The existing live measles vaccine is not perfect. Although safe, it cannot be given to infants younger than 9 months and must be refrigerated, which makes it less useful in the developing world. Killed measles vaccine has more severe problems: an imbalance in the antibody response it induced led to atypical measles. It looks as though a DNA vaccine will be effective at bypassing lingering maternal antibody, and be heat stable to boot, although so far it has been tested only in macaques (Nature Medicine 2000;6:776-81).

Gulf war veterans have poorer reported health than colleagues who were not deployed in the conflict, and they also seem to have a different pattern of mortality. A case-control study reported in the Lancet (2000;356:17-21) found a somewhat higher rate of death due to external causes (principally accidents, but not suicide) than in a matched cohort, but a lower risk of death from disease. This is a similar pattern to that already observed in US veterans and those from other conflicts.

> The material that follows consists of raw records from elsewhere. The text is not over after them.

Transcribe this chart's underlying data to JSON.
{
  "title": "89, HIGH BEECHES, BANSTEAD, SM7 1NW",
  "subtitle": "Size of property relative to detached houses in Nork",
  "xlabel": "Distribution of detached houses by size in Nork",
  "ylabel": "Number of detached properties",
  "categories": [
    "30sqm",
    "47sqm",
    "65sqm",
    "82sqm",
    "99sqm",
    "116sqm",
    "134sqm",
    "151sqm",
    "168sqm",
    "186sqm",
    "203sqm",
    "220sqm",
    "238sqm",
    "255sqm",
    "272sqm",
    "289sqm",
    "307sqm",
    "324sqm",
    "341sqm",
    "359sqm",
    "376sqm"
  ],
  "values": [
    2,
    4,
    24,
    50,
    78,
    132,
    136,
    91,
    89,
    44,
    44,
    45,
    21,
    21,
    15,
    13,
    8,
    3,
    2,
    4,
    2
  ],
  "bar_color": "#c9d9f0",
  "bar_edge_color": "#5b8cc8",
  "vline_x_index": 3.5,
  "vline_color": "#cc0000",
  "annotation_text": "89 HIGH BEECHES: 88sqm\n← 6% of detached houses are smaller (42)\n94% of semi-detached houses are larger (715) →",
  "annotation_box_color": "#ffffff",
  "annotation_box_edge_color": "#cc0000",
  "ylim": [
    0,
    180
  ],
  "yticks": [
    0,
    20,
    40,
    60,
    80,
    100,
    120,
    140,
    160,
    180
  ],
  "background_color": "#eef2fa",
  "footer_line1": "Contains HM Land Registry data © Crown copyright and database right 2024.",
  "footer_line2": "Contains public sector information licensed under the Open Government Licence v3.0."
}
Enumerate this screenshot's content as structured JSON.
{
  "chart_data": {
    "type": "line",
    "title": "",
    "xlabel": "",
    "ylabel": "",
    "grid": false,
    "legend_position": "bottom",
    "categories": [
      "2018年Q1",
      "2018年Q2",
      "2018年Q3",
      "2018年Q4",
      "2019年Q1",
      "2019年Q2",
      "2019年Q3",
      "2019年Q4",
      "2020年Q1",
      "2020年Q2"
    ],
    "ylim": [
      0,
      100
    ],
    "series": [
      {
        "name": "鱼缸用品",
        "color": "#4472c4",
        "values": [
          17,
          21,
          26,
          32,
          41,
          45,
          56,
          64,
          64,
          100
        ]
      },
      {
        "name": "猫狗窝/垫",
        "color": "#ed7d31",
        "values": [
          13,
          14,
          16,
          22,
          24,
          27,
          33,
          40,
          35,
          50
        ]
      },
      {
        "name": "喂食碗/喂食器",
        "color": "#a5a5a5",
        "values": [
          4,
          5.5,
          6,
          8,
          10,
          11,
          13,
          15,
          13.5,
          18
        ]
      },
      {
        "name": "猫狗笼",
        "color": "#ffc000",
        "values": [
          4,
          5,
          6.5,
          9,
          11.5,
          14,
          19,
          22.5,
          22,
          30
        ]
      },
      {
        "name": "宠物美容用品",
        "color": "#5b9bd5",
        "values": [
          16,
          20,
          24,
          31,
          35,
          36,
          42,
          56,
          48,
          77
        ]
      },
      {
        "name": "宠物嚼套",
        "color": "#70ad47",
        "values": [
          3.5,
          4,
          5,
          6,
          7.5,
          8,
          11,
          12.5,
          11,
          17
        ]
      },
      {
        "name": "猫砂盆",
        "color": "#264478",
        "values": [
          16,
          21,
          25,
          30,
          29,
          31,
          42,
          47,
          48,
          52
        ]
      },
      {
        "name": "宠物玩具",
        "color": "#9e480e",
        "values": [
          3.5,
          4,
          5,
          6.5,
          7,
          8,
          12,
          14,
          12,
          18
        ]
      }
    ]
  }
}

This 61 year old smoker presented with breathlessness and haemoptysis. His chest radiograph was striking, the cardiac silhouette being invisible in the standard postero-anterior view. The features were, in fact, those of left upper lobe collapse with a veil-like shadow obscuring the left hemithorax. He had a squamous carcinoma completely occluding the left upper lobe orifice. He had already had radical radiotherapy for a right sided squamous carcinoma two years before, so was treated with endobronchial radiotherapy for this second tumour. His left upper lobe reopened, and his quality of life improved. He died 18 months later.

M K Sridhar, consultant thoracic physician, Staffordshire General Hospital, Stafford ST16 3SA

Gastrointestinal infection with enterohaemorrhagic Escherichia coli O157:H7 is the chief cause of the haemolytic uraemic syndrome in children, and a study in the New England Journal of Medicine (2000;342:1930-6) shows that the syndrome is more common if children receive treatment with antibiotics at any stage in their illness. The reason for this is not certain, although it may be because the drugs induce the gene for the characteristic Shiga toxin of the disease. More reason, if any were needed, to avoid indiscriminate prescribing of antibiotics for any intestinal infection.